Substracting the continuous limit we can assume that $f_n(x)$ are decreasing with limit $0$. This easily implies the equicontinuity of $\{f_n:n\in\mathbb N\}$. Indeed, given $x_0\in K$ and $\varepsilon>0$ there is $n\in\mathbb N$ with $0\le f_n(x_0)\le \varepsilon/4$. The continuity of $f_n$ then gives a neighbourhood $U$ of $x_0$ with $|f_n(x)-f_n(x_0)|\le\varepsilon/4$ for all $x\in U$ and thus $0\le f_n(x) = f_n(x)-f_n(x_0)+ f_n(x_0)\le \varepsilon/2$. For all $m\ge n$ and $x\in U$, this implies $$|f_m(x)-f_m(x_0)|\le f_m(x)+f_m(x_0)\le f_n(x)+f_n(x_0)\le \varepsilon.$$ Using the continuity of $f_1,\ldots,f_{n-1}$ we can finally make $U$ smaller to obtain the same continuity estimate for all $m\in\mathbb N$.

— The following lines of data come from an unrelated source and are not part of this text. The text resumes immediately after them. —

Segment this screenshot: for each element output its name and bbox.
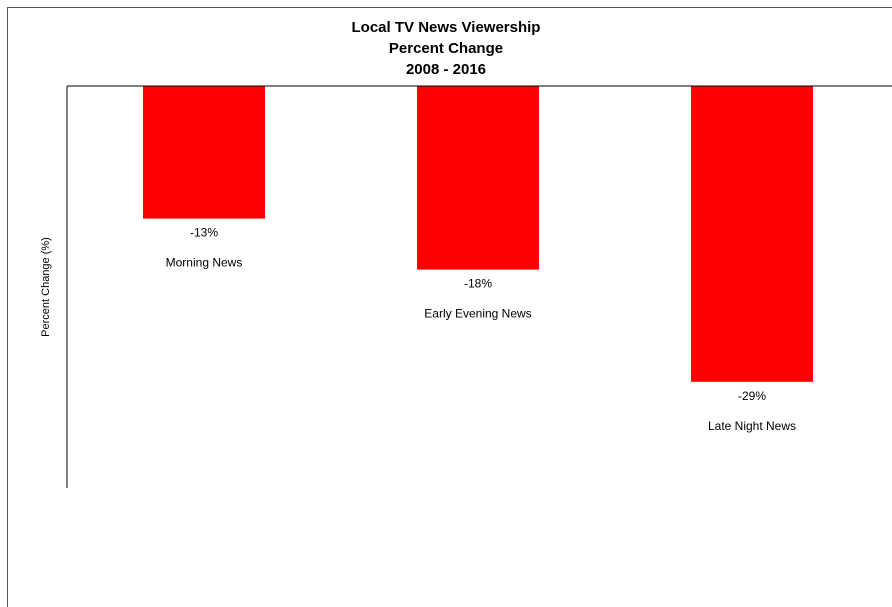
chart-frame xyxy=(7,7,892,607)
chart-title: Local TV News Viewership xyxy=(351,19,541,36)
category-label-2: Early Evening News xyxy=(424,307,531,321)
chart-period: 2008 - 2016 xyxy=(405,61,487,78)
bar-1 xyxy=(143,86,265,219)
bar-3 xyxy=(691,86,813,382)
bars-layer xyxy=(143,86,813,382)
chart-title-block: Local TV News Viewership Percent Change … xyxy=(0,17,892,80)
y-axis-label: Percent Change (%) xyxy=(40,237,52,337)
labels-layer: -13% Morning News -18% Early Evening News -2… xyxy=(166,226,796,433)
data-label-3: -29% xyxy=(738,389,766,403)
bar-2 xyxy=(417,86,539,270)
chart-plot: -13% Morning News -18% Early Evening News -2… xyxy=(40,85,892,488)
data-label-1: -13% xyxy=(190,226,218,240)
data-label-2: -18% xyxy=(464,277,492,291)
category-label-3: Late Night News xyxy=(708,419,796,433)
chart-subtitle: Percent Change xyxy=(388,40,504,57)
category-label-1: Morning News xyxy=(166,256,243,270)
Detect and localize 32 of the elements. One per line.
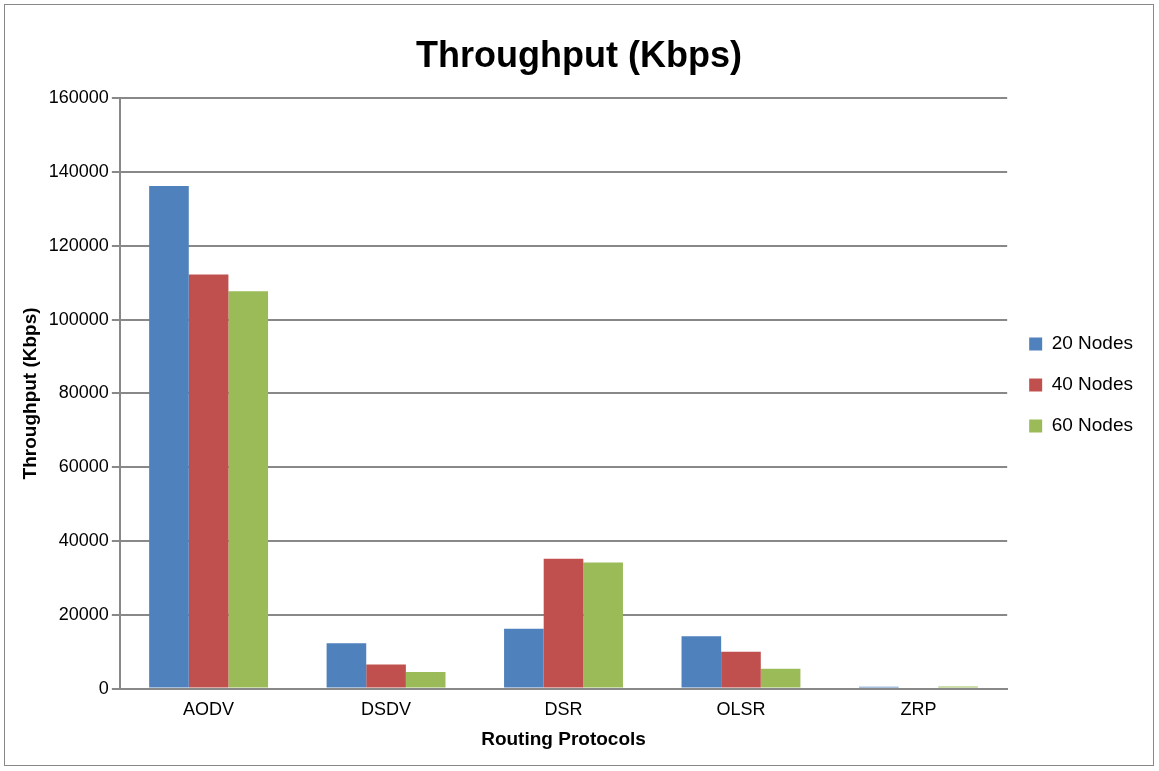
x-tick-label: DSR <box>544 699 583 720</box>
bar <box>228 291 269 688</box>
bar <box>405 672 446 688</box>
bar <box>543 558 584 688</box>
bar <box>149 186 189 688</box>
bar <box>326 643 367 688</box>
y-tick-label: 0 <box>98 677 109 698</box>
y-tick-label: 140000 <box>48 160 109 181</box>
bar <box>681 636 722 688</box>
x-axis-title: Routing Protocols <box>481 727 646 749</box>
x-tick-label: OLSR <box>716 699 766 720</box>
y-tick-label: 40000 <box>58 529 109 550</box>
y-tick-label: 80000 <box>58 382 109 403</box>
chart-title: Throughput (Kbps) <box>416 33 742 75</box>
y-tick-label: 60000 <box>58 456 109 477</box>
y-tick-label: 120000 <box>48 234 109 255</box>
y-tick-label: 100000 <box>48 308 109 329</box>
legend-label: 20 Nodes <box>1051 332 1134 354</box>
legend-label: 40 Nodes <box>1051 373 1134 395</box>
bar <box>366 664 406 688</box>
bar <box>583 562 623 688</box>
x-tick-label: AODV <box>183 699 235 720</box>
bar <box>721 651 761 688</box>
legend-label: 60 Nodes <box>1051 414 1134 436</box>
bar <box>760 668 801 688</box>
y-tick-label: 160000 <box>48 87 109 108</box>
x-tick-label: DSDV <box>361 699 412 720</box>
bar <box>188 274 229 688</box>
x-tick-label: ZRP <box>900 699 937 720</box>
y-tick-label: 20000 <box>58 603 109 624</box>
y-axis-title: Throughput (Kbps) <box>18 307 40 480</box>
bar <box>504 628 544 688</box>
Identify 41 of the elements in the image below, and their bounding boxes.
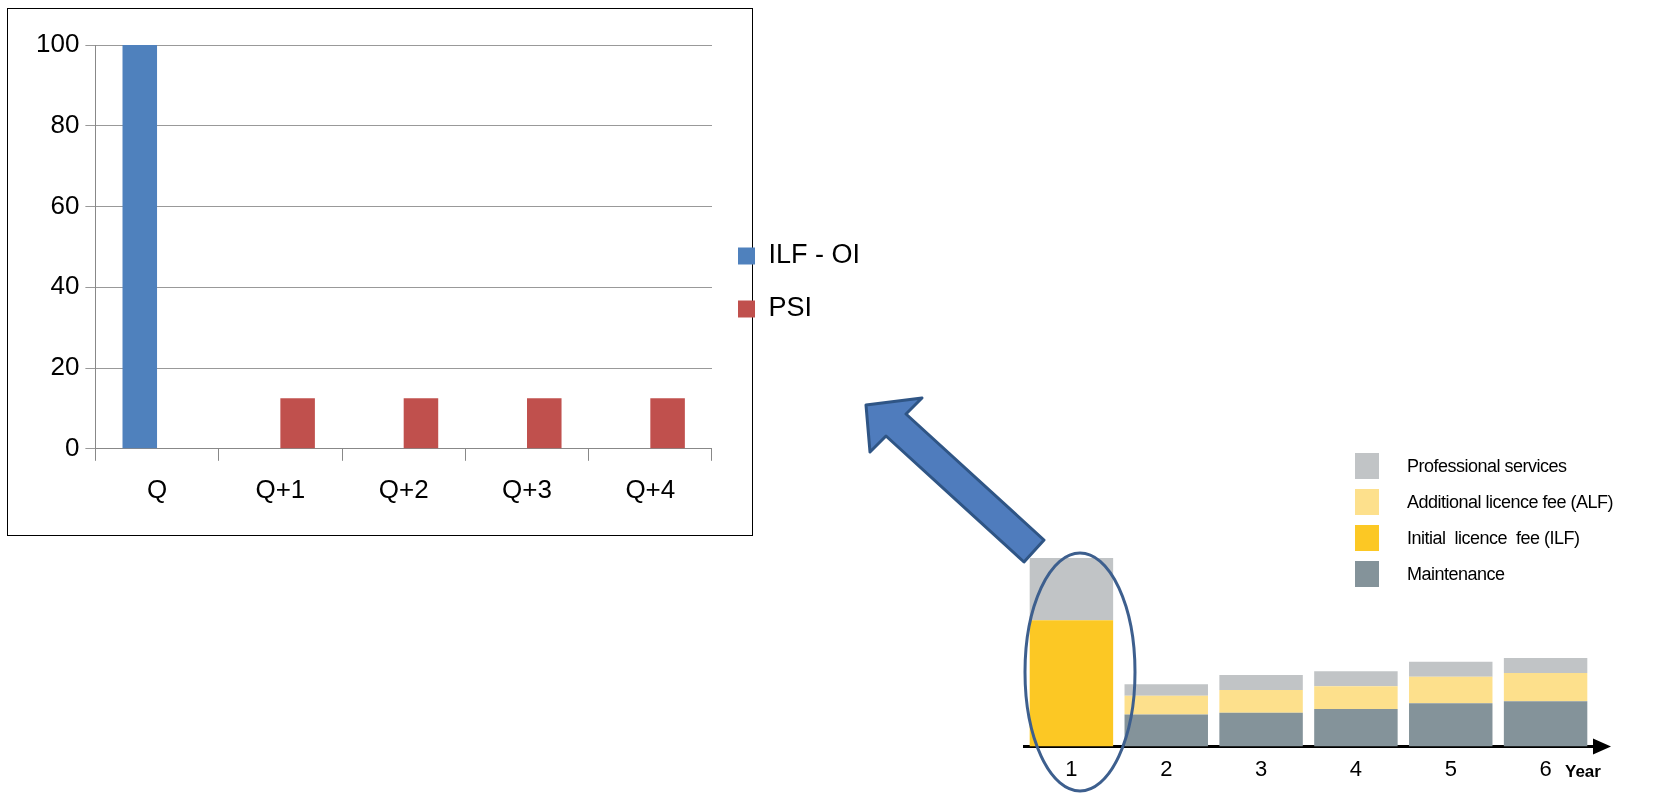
bar [1029, 620, 1114, 747]
bar [1124, 695, 1208, 715]
bar [1219, 690, 1303, 713]
y-tick-label: 20 [50, 351, 80, 382]
x-tick-label: Q [146, 473, 168, 504]
bar [1314, 686, 1398, 709]
bar [1219, 712, 1303, 747]
bar [1124, 714, 1208, 747]
x-tick-label: Q+4 [625, 473, 676, 504]
bar [1503, 673, 1588, 702]
x-tick-label: Q+2 [378, 473, 429, 504]
legend-label: Professional services [1407, 455, 1567, 477]
legend-label: Maintenance [1407, 563, 1505, 585]
y-tick-label: 60 [50, 189, 80, 220]
x-tick-label: 2 [1160, 755, 1173, 781]
x-tick-label: 1 [1065, 755, 1078, 781]
y-tick-label: 100 [35, 28, 80, 59]
legend-label: PSI [768, 292, 813, 323]
y-tick-label: 0 [64, 431, 80, 462]
bar [1124, 684, 1208, 696]
bar [1409, 703, 1493, 747]
x-tick-label: Q+1 [255, 473, 306, 504]
bar [1409, 676, 1493, 704]
bar [1029, 558, 1114, 621]
bar [1409, 661, 1493, 677]
x-tick-label: 6 [1539, 755, 1552, 781]
x-tick-label: 5 [1444, 755, 1457, 781]
legend-label: ILF - OI [768, 239, 861, 270]
x-tick-label: Q+3 [502, 473, 552, 504]
bar [1503, 657, 1588, 674]
bar [1314, 671, 1398, 687]
legend-label: Additional licence fee (ALF) [1407, 491, 1614, 513]
x-tick-label: 3 [1254, 755, 1268, 781]
x-tick-label: 4 [1349, 755, 1363, 781]
y-tick-label: 80 [50, 108, 80, 139]
x-axis-title: Year [1565, 762, 1602, 782]
bar [1503, 701, 1588, 747]
legend-label: Initial licence fee (ILF) [1407, 527, 1580, 549]
bar [1314, 708, 1398, 747]
bar [1219, 674, 1303, 691]
y-tick-label: 40 [50, 270, 80, 301]
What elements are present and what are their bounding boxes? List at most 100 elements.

Let us now assume that $f_n$ does not converge uniformly to $0$, i.e., $\|f_{n(k)}\|_K\ge \delta$ for some $\delta>0$ and some strictly increasing sequence $n(k)$ of integers. Arzelá-Ascoli then implies that another subsequence $(f_{n(k(\ell))})_{\ell\in\mathbb N}$ converges uniformly to some continuous $g$ with $\|g\|_k\ge\delta$. But since uniform convergence implies pointwise convergence, $f_n\to 0$ pointwise, and pointwise limits are unique we obtain the contradiction $g=0$.


The argument is quite similar to a possible proof of the Arzelá-Ascoli theorem (which quite often is somewhat hidden behind technicalities): Compactness in the topology of pointwise convergence is due to Tychonov's theorem and equicontinuity implies that this topology coincides with the much finer topology of uniform convergence on the given set.